In his foreward, playwright Anthony Neilson makes a plea to everyone present to “see the play for what it is, unburdened by the notoriety thrust so idiotically upon it”.

The play, he says, “was intended to challenge, not offend. It’s meaning for me lies not in its violence but in its last, fragile moment of hope, when every path is possible”.

I would like to put forward that plea myself. It is not a play you go to watch for a good time. I would never put myself in a position to call it enjoyable or fun. It is one of those works that puts you face to face with a stark, harsh reality of a couple that are doing their best to salvage what is left of their broken life. They are trying to keep the embers of a love burning after it was torn away from them in any way possible, some may say, in all the wrong ways.

I found myself in disagreement with Unifaun producer Adrian Buckle’s foreward where he says that the play could easily be called Love never dies.

Granted, it is a play about love; a love lost, difficult to regain. But, I found that the more the two stumbled ahead in good faith, and the harder they tried, the more they drifted away from each other. And, ultimately, their love has been torn, irreparably.

Although all types of theatre elicit different emotions and reactions from different audience members, I have never experienced it quite as starkly as I did with Stitching.

I watched on in horror as, directed by Chris Gatt, the two central characters screamed in each other’s faces, accusing one another of adultery and suggesting infantile kidnapping and murder at each other.

An interesting premise that will undoubtedly stand the test of time

Another audience member sitting right opposite me appeared to be in hysterics – possibly nervously laughing through parts which were making them uncomfortable, but chuckling nonetheless.

In short, Stitching is the story of a husband and wife, Stu and Abby who are using sex and role play as a way to try and reconnect after a tragedy has torn them apart.

Sex becomes their currency, their language and their lifeline. It becomes the only way that they can reconnect and be with one another. The violence in their relationship escalates as they roll around on the floor with a plastic phallus almost stabbing at each other.

There is nothing playful about this scene. These shenanigans are not the product of young love, these are the games of two people who are releasing guilt and grief on each other. With Stu becoming more invested in their parallel world, he becomes more aggressive, more physically demanding, bringing Abby printouts of graphic, sado-masochistic, sometimes mutilating images. “Found your limits have we?” he sneers at her as he chucks the final image that leads to one of the play’s significant moments.

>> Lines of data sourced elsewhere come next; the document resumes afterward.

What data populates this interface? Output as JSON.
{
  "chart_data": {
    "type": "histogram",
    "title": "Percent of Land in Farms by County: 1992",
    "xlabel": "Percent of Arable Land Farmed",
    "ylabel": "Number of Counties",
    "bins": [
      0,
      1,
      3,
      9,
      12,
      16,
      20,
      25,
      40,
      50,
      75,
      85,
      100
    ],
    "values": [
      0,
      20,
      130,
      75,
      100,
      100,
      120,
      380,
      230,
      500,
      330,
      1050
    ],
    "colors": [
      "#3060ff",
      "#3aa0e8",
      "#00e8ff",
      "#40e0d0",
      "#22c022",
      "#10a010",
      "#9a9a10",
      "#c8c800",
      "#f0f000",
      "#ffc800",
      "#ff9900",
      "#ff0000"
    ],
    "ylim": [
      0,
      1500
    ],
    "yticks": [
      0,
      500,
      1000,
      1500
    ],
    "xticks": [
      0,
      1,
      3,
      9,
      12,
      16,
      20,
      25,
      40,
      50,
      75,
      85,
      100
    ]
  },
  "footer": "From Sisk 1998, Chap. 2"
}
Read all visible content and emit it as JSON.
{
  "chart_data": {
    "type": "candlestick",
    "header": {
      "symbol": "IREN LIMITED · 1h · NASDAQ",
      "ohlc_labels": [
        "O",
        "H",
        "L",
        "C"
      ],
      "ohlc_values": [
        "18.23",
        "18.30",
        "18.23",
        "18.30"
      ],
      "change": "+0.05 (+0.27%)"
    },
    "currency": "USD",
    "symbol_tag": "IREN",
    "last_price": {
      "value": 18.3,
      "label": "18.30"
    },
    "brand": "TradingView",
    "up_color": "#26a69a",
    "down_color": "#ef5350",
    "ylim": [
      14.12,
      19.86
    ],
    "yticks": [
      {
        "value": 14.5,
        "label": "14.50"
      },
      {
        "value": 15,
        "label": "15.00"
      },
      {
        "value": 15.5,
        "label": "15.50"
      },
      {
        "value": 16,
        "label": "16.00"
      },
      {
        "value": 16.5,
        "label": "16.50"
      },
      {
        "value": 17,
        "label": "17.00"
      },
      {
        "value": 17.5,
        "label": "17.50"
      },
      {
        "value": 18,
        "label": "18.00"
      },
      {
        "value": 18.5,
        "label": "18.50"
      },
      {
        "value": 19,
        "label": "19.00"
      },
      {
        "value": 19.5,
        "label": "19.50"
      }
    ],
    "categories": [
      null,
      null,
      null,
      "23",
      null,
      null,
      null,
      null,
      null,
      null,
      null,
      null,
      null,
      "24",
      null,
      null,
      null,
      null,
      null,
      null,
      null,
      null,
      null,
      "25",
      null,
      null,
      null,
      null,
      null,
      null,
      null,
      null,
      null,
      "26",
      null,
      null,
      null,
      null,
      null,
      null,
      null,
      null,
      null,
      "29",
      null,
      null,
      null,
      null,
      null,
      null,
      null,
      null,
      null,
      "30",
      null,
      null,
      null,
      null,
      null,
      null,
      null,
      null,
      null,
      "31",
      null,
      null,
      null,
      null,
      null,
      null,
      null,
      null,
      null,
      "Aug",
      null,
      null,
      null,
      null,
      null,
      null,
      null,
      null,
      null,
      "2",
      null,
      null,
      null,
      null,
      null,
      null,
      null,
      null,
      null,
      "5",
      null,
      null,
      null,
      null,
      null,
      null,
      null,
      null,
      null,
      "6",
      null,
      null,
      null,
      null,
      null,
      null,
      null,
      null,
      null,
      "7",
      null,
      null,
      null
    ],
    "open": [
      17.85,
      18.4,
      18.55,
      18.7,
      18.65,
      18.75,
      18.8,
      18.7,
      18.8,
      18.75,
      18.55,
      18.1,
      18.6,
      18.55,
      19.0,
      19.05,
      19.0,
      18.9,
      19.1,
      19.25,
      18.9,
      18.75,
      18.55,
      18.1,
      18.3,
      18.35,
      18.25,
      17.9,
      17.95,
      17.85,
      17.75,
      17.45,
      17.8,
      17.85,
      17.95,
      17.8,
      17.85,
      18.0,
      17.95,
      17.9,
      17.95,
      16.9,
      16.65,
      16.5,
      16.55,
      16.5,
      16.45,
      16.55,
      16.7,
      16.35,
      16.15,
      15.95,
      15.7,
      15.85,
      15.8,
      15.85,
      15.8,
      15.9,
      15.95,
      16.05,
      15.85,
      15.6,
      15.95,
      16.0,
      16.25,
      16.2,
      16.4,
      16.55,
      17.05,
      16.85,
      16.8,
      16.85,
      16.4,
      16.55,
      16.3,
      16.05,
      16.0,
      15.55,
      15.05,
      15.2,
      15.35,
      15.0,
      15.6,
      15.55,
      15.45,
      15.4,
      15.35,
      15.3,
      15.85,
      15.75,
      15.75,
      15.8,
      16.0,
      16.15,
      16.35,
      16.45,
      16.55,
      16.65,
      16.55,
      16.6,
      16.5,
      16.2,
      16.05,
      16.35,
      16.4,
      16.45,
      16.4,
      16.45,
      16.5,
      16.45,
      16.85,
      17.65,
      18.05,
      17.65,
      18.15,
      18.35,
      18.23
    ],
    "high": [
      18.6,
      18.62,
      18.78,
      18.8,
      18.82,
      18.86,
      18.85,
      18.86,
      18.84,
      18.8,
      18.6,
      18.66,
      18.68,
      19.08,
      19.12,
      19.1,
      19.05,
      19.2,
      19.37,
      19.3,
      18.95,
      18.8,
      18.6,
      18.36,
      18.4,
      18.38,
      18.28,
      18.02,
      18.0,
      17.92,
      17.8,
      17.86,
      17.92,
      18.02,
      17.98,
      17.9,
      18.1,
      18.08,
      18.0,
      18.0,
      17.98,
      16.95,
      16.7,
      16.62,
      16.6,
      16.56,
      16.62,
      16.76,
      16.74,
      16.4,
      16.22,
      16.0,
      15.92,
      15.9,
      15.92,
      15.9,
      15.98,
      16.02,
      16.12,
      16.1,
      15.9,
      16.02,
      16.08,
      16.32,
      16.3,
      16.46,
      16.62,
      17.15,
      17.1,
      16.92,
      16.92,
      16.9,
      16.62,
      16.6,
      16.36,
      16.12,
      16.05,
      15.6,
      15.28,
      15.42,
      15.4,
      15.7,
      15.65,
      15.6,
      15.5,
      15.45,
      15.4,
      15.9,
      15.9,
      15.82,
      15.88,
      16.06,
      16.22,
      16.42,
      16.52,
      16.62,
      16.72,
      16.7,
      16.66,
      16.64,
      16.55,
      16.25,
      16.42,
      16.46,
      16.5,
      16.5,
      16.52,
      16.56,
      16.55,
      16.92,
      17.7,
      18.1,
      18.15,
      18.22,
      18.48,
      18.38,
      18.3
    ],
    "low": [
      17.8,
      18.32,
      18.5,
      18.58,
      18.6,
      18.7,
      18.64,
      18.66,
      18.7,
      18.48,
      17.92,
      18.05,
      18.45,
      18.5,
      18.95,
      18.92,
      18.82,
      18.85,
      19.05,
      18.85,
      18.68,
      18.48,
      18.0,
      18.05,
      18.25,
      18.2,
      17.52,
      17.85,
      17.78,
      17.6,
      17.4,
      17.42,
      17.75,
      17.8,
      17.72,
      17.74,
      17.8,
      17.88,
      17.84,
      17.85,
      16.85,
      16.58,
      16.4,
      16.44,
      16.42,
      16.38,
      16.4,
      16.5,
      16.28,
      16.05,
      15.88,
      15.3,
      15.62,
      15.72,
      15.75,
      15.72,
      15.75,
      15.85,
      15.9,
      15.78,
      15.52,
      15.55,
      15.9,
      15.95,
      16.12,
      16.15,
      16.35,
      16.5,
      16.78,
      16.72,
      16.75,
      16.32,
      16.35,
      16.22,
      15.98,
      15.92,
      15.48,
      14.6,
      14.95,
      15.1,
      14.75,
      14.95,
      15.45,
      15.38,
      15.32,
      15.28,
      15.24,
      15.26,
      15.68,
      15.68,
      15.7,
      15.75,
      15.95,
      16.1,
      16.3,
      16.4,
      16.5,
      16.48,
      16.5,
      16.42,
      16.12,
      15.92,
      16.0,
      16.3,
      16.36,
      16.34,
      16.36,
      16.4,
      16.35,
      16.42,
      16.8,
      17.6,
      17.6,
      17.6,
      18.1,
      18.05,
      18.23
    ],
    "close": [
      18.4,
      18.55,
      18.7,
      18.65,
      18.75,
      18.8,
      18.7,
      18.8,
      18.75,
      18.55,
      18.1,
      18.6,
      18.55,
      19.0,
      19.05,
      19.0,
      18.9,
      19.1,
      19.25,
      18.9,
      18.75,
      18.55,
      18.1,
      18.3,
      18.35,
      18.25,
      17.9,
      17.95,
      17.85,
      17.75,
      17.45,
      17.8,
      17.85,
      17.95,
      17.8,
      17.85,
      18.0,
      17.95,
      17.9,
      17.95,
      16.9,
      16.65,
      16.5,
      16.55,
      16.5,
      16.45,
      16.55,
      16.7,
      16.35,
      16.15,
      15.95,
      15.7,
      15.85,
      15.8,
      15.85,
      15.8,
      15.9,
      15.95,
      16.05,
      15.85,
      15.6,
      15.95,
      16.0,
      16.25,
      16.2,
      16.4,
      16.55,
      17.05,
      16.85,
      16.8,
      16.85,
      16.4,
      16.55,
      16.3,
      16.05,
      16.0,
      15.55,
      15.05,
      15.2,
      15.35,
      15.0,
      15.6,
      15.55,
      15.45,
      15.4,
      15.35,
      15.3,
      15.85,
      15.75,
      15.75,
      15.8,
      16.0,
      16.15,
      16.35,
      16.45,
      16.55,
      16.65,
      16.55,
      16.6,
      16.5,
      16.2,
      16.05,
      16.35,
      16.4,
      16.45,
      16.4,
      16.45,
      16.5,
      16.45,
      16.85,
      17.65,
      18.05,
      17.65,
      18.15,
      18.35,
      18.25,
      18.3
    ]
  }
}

The narrative unfolds non-chronologically, with scenes jumping forward to various points in the future; between the couple deciding on a way forward, and them fully invested in their sexual role play. The play needed more in-between scenes, as it felt like it went from zero to 100 in a few seconds within the same scene. Tensions run high, but there is no tenderness. The air of desperation pervades every corner of their lives. Even in their made-up sexual fantasy, posing Abby as a prostitute and Stu as her client, things are not all they seem with a feeling that Abby is still finding it hard to live up to her husband’s expectations.

Although the play was originally written for younger actors, as Buckle notes in his foreword, in truth the roles are more suited to older actors. Abby is a woman who is facing a time when she can no longer have children. Stu is a man who is coming face to face with his amoral and disturbing sexual past. Had younger actors been cast, the urgency and anger at these situations may have not been so graphic or biting.

Pia Zammit and Mikhail Basmadjian open the play, with a silence, a silence, it seemed, more deafening than any of their screams of pain later on in the play.

The accomplishments of these two actors speak for themselves. However, while the two ended the performance with tell-tale scratches and carpet burns all over their bodies, their performances needed more anger, more grief, more of that feeling that would make the audience members empathise at the end, rather than judge them for their choices.

Although Stitching presents an interesting premise that will undoubtedly stand the test of time, it is let down by tone and pacing issues that make it feel outdated at times. With easy access to all types of pornography and media reporting tragedies in minute detail, the shock value within the play has been lost, and it increasingly feels like the playwright’s fear that the play’s notoriety will overshadow it, will become a reality.